El pequeño Ingen se sobresaltó. Incapaz de hablar y sintiendo que el aire le faltaba, miró a su madre por ayuda.
—No se llevaba bien con sus compañeros —dijo ella con simpleza, degustando la deliciosa comida que sus expertos chefs habían preparado—. ¿Te ha gustado la langosta? Las trajimos del mediterráneo especialmente para ti.
—¿Cambiarlo a otra escuela no era una opción?
Ahora era ella la cuestionada. Lamentaba que su esposo no estuviera para apoyarla, pues se encontraba de viaje.
—Ya lo hemos cambiado varias veces y es siempre lo mismo.

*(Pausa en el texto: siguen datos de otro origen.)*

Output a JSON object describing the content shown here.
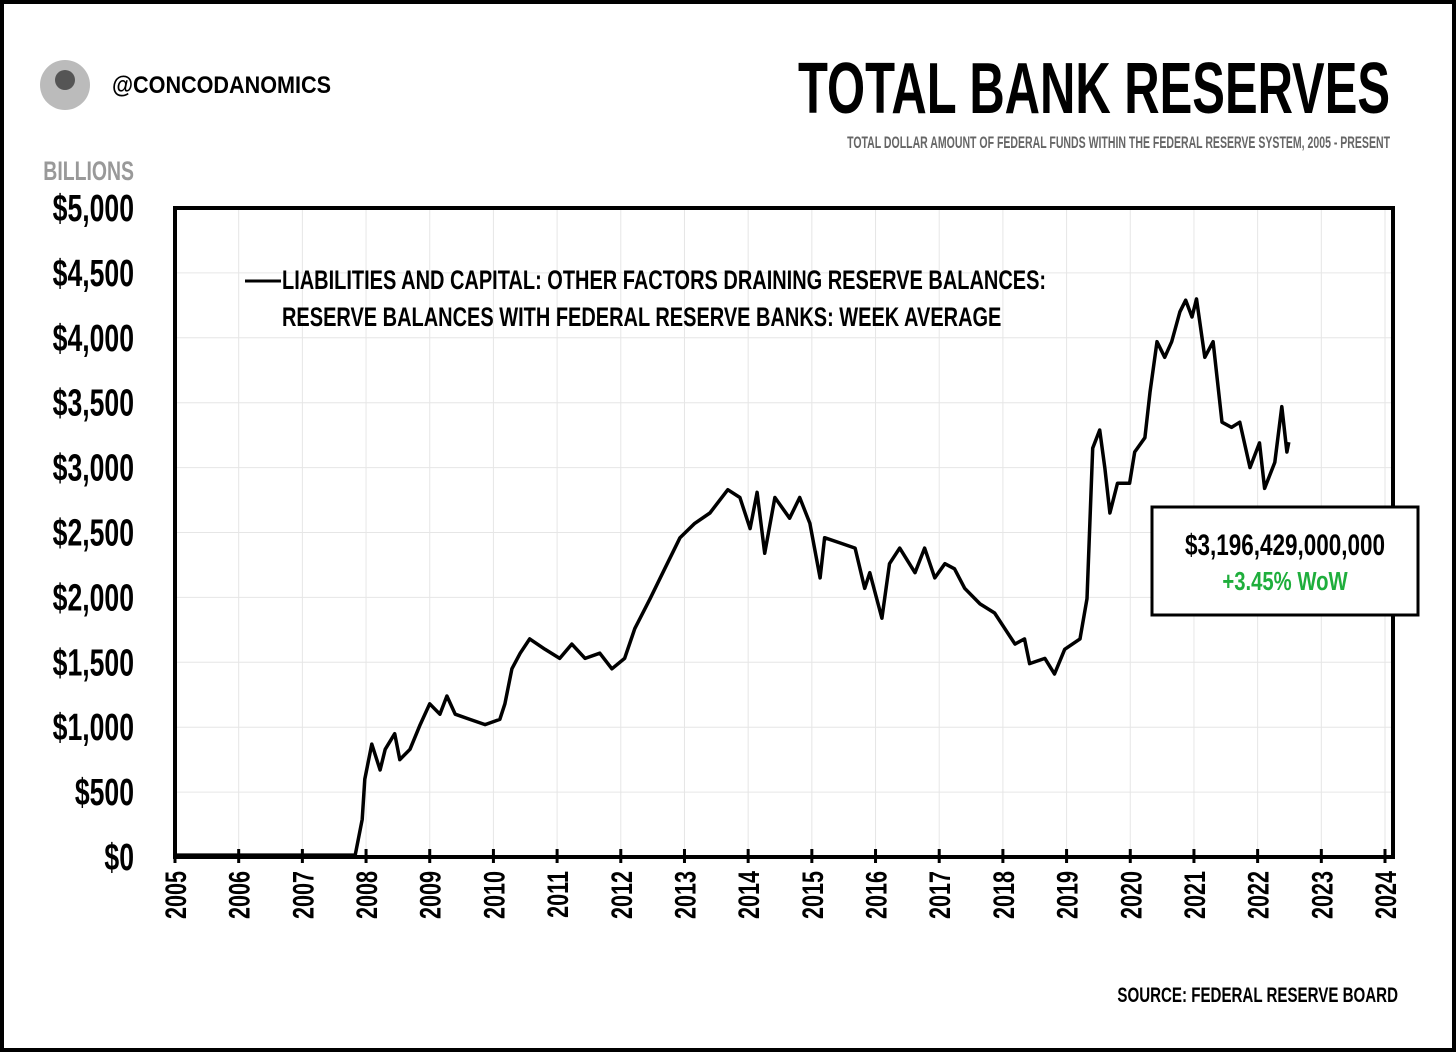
{
  "handle": "@CONCODANOMICS",
  "chart_data": {
    "type": "line",
    "title": "TOTAL BANK RESERVES",
    "subtitle": "TOTAL DOLLAR AMOUNT OF FEDERAL FUNDS WITHIN THE FEDERAL RESERVE SYSTEM, 2005 - PRESENT",
    "y_axis_label": "BILLIONS",
    "source": "SOURCE: FEDERAL RESERVE BOARD",
    "annotation": {
      "value": "$3,196,429,000,000",
      "change": "+3.45% WoW"
    },
    "grid": true,
    "xlim": [
      2005,
      2024
    ],
    "xticks": [
      2005,
      2006,
      2007,
      2008,
      2009,
      2010,
      2011,
      2012,
      2013,
      2014,
      2015,
      2016,
      2017,
      2018,
      2019,
      2020,
      2021,
      2022,
      2023,
      2024
    ],
    "ylim": [
      0,
      5000
    ],
    "yticks": [
      {
        "value": 0,
        "label": "$0"
      },
      {
        "value": 500,
        "label": "$500"
      },
      {
        "value": 1000,
        "label": "$1,000"
      },
      {
        "value": 1500,
        "label": "$1,500"
      },
      {
        "value": 2000,
        "label": "$2,000"
      },
      {
        "value": 2500,
        "label": "$2,500"
      },
      {
        "value": 3000,
        "label": "$3,000"
      },
      {
        "value": 3500,
        "label": "$3,500"
      },
      {
        "value": 4000,
        "label": "$4,000"
      },
      {
        "value": 4500,
        "label": "$4,500"
      },
      {
        "value": 5000,
        "label": "$5,000"
      }
    ],
    "x": [
      2005.0,
      2006.0,
      2007.0,
      2007.83,
      2007.94,
      2007.98,
      2008.09,
      2008.22,
      2008.3,
      2008.45,
      2008.53,
      2008.69,
      2008.85,
      2009.0,
      2009.16,
      2009.27,
      2009.4,
      2009.63,
      2009.87,
      2010.1,
      2010.18,
      2010.29,
      2010.42,
      2010.57,
      2010.81,
      2011.04,
      2011.23,
      2011.44,
      2011.67,
      2011.86,
      2012.06,
      2012.22,
      2012.46,
      2012.69,
      2012.93,
      2013.16,
      2013.4,
      2013.68,
      2013.87,
      2014.03,
      2014.14,
      2014.26,
      2014.42,
      2014.65,
      2014.81,
      2014.97,
      2015.13,
      2015.2,
      2015.44,
      2015.68,
      2015.83,
      2015.91,
      2016.1,
      2016.22,
      2016.38,
      2016.62,
      2016.77,
      2016.93,
      2017.09,
      2017.24,
      2017.4,
      2017.64,
      2017.87,
      2018.03,
      2018.19,
      2018.34,
      2018.42,
      2018.66,
      2018.81,
      2018.97,
      2019.21,
      2019.32,
      2019.41,
      2019.52,
      2019.6,
      2019.68,
      2019.8,
      2019.99,
      2020.07,
      2020.23,
      2020.31,
      2020.42,
      2020.54,
      2020.65,
      2020.78,
      2020.87,
      2020.97,
      2021.04,
      2021.17,
      2021.3,
      2021.44,
      2021.59,
      2021.72,
      2021.88,
      2022.03,
      2022.11,
      2022.27,
      2022.38,
      2022.46,
      2022.49
    ],
    "series": [
      {
        "name": "LIABILITIES AND CAPITAL: OTHER FACTORS DRAINING RESERVE BALANCES: RESERVE BALANCES WITH FEDERAL RESERVE BANKS: WEEK AVERAGE",
        "color": "#000000",
        "values": [
          15,
          15,
          15,
          15,
          290,
          600,
          870,
          670,
          830,
          950,
          750,
          830,
          1020,
          1180,
          1100,
          1240,
          1100,
          1060,
          1020,
          1060,
          1180,
          1450,
          1570,
          1680,
          1600,
          1530,
          1640,
          1530,
          1570,
          1450,
          1530,
          1760,
          1990,
          2220,
          2460,
          2570,
          2650,
          2830,
          2770,
          2530,
          2810,
          2340,
          2770,
          2610,
          2770,
          2570,
          2150,
          2460,
          2420,
          2380,
          2070,
          2190,
          1840,
          2260,
          2380,
          2190,
          2380,
          2150,
          2260,
          2220,
          2070,
          1950,
          1880,
          1760,
          1640,
          1680,
          1490,
          1530,
          1410,
          1600,
          1680,
          1990,
          3150,
          3290,
          3000,
          2650,
          2880,
          2880,
          3120,
          3230,
          3580,
          3970,
          3850,
          3970,
          4200,
          4290,
          4160,
          4300,
          3850,
          3970,
          3350,
          3310,
          3350,
          3000,
          3190,
          2840,
          3040,
          3470,
          3120,
          3196
        ]
      }
    ]
  }
}
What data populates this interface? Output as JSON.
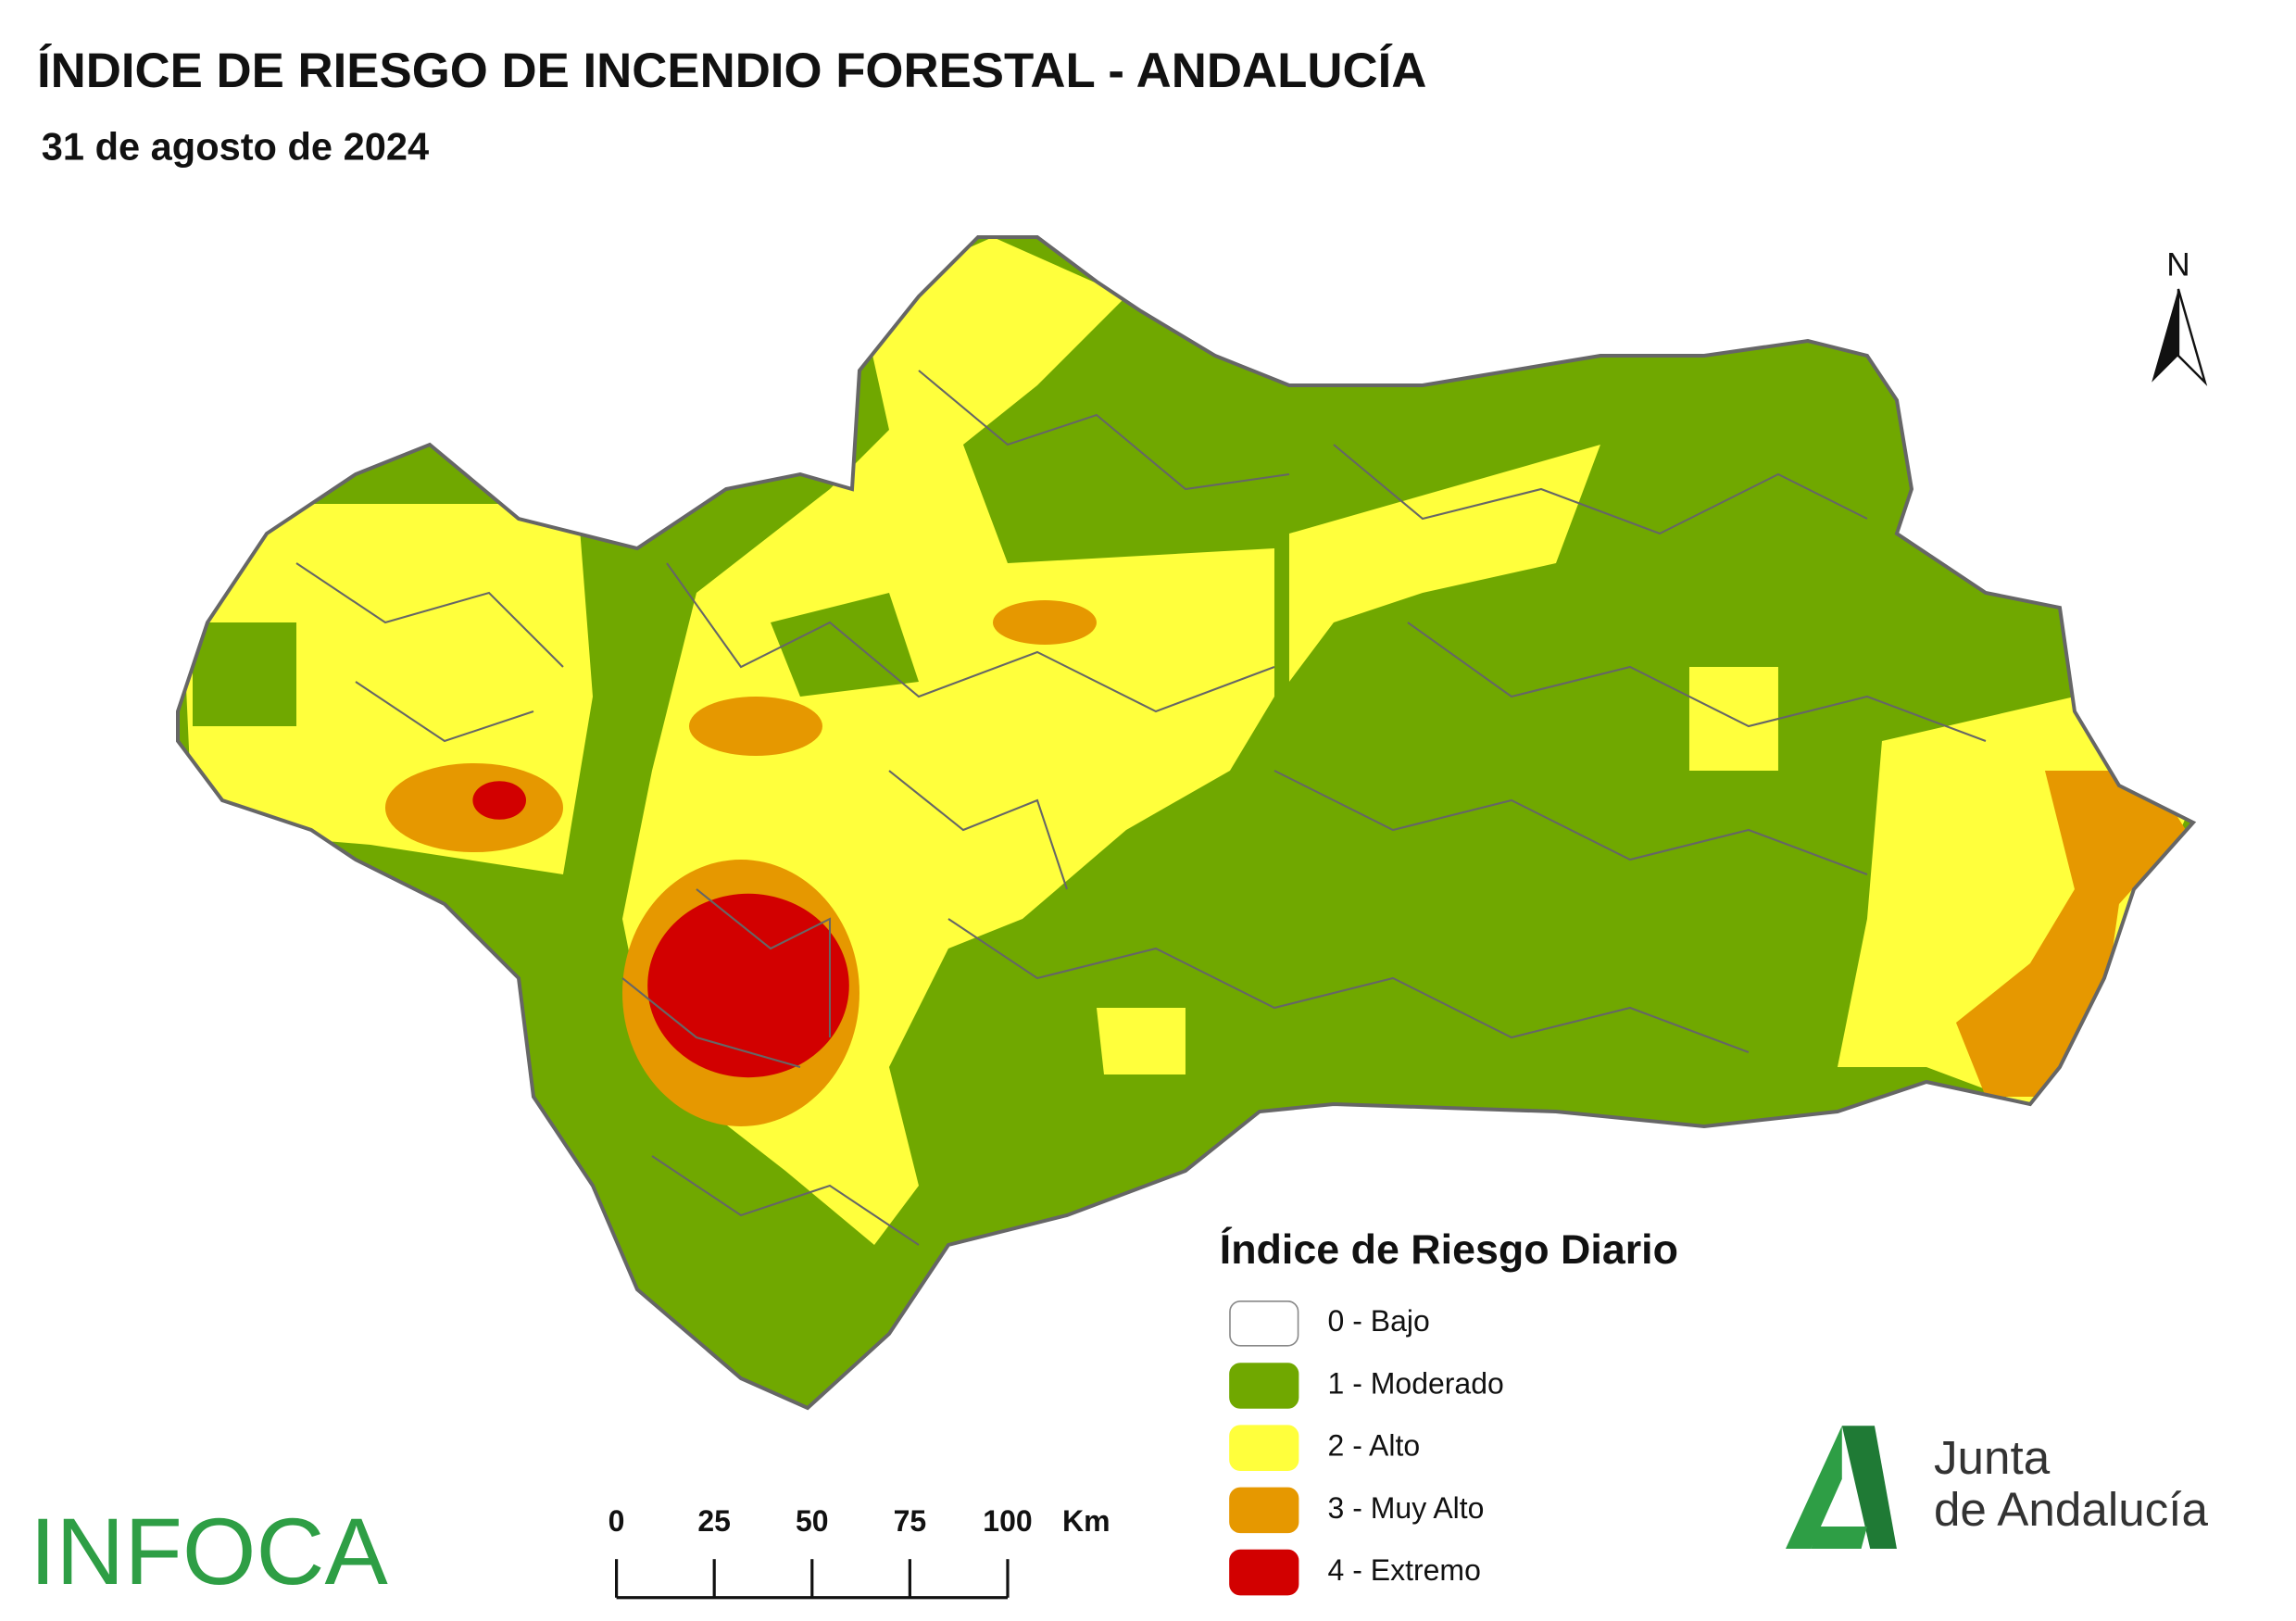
{
  "header": {
    "title": "ÍNDICE DE RIESGO DE INCENDIO FORESTAL - ANDALUCÍA",
    "subtitle": "31 de agosto de 2024"
  },
  "north": "N",
  "legend": {
    "title": "Índice de Riesgo Diario",
    "items": [
      {
        "label": "0 - Bajo",
        "color": "#ffffff"
      },
      {
        "label": "1 - Moderado",
        "color": "#70a800"
      },
      {
        "label": "2 - Alto",
        "color": "#ffff3c"
      },
      {
        "label": "3 - Muy Alto",
        "color": "#e69800"
      },
      {
        "label": "4 - Extremo",
        "color": "#d20000"
      }
    ]
  },
  "scale_bar": {
    "labels": [
      "0",
      "25",
      "50",
      "75",
      "100"
    ],
    "unit": "Km"
  },
  "logos": {
    "infoca": "INFOCA",
    "junta_line1": "Junta",
    "junta_line2": "de Andalucía"
  }
}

El pequeño bajó la cabeza, persiguiendo con el tenedor un trozo de carne, sin atreverse a pincharla. Él era el problema una vez más.
—¿No pensaste en hacer que los que se cambiaran fuesen los otros?
La mujer lo miró con sorpresa. La idea ni siquiera se le había pasado por la cabeza por considerarla completamente absurda. Eran muchos niños, tal vez un salón completo.
—Yo hablaré con los padres para que se lleven a sus hijos malcriados a otro lugar y tú volverás a clases. Jugueteando en el jardín no aprenderás nada.
Ingen lo miró con los ojos llorosos. Su hermano ni siquiera se molestaba en mirarlo, veía la langosta. Volvió a pedir silentemente ayuda a su madre.
—La maestra es muy competente e Ingen se lleva bien con ella.